Browse Exhibits (3 total)
Griva's Private Relations - Group 20

The photographs and text in this digital exhibit come from Gonzaga University's Foley Library in relation with Jesuits West Province of the Society of Jesus. All documents and pictures originated from the Edward Griva, S.J. Collection. These items all hail from Northeastern Washington.
Father Edward Griva worked as a missionary in the Inland Northwest, teaching, converting and guiding Native Americans within the Plateau region. Born in Italy, in 1864, he eventually travelled to Washington for his Jesuit education and training. Until he died in 1948, Fr. Griva acted as a religious leader for the Kalispel reservation and the Confederate Tribe of the Colville reservation. One example of Griva’s extensive work in the area reveals itself in his diary where he reports having heard 2886 confessions in 1921.
This exhibit showcases Griva’s interactions with the tribes mentioned above. It will show questions used in the Sacrament of Confession, pictures of Fr. Griva interacting with Native Americans, and various pictures of successfully converted Native Americans, both young and old.
Jesuit Sacraments of the Columbia Plateau

This exhibit details archival records regarding three Jesuit Sacraments on the Columbia Plateau: Confession, Communion and Confirmation. There were a variety of differences in culture between the Jesuit missionaries and the Native Americans of the Plateau.
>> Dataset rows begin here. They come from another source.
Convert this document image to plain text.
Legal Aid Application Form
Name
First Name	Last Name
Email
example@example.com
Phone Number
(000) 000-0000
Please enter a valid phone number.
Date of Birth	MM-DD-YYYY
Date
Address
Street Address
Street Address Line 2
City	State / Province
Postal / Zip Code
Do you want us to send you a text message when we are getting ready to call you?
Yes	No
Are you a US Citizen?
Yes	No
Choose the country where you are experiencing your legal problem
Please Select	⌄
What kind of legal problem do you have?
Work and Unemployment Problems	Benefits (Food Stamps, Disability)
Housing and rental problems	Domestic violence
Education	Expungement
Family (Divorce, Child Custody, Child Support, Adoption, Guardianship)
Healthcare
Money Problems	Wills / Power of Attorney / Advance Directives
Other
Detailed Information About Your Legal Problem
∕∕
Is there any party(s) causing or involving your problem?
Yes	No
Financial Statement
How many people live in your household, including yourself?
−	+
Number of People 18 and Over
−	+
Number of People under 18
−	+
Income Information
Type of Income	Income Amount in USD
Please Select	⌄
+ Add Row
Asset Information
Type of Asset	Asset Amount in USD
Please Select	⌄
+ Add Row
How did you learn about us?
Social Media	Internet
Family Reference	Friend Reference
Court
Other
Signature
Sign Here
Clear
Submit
However, the ceremonial nature of the sacraments struck a chord with a variety of Native Americans and they often led to an increased interest and connection with Catholicism.
Feast of Corpus Christi

In this exibit are photographs documenting different aspects of the Feast of Corpus Christi, celebrated every year throughout the Catholic Church. These photographs come from the Archives of the Jesuits West Province and depict Corpus Christi Feasts at various Jesuit missions on the Colombian Plateau in the early 20th century. Once thought of by the Jesuits as a pristine Native paradise, the Plateau was one of the last regions in the United States to come into direct contact with White culture.
The photographs in this exhibit are a conglomoration of various Corpus Christi Feasts at Jesuit missions across the Plateau in the mid-1920s.
Much of the textual information provided in this exhibit comes from the first hand accounts of Edward Griva, a Jesuit missionary to the Plateau in the early 20th century. While on the Plateau, Griva diligently documented his expeirences in a journal, providing a window into the religious interactions between Natives and Whites. In a seperate account, Griva gives a detailed record of his involvement in, and observations of, multiple Corpus Christi Feasts in May and June of 1926.
In conjunction, the photographs and primary source documents demonstrate the ways in which Natives interacted with, and participated in, an important yearly Jesuit ritual, as seen through a White lens.
The Feast of Corpus Christi was a highly ceremonial affair, including a great procession with multiple benedictions along the way. This exhibit showcases the various stages of the celebration: leaving the church, processing, stopping for benedicitons, and returning to the church. The photographs are ogranized into subpages based on the stages of the celebration they depict.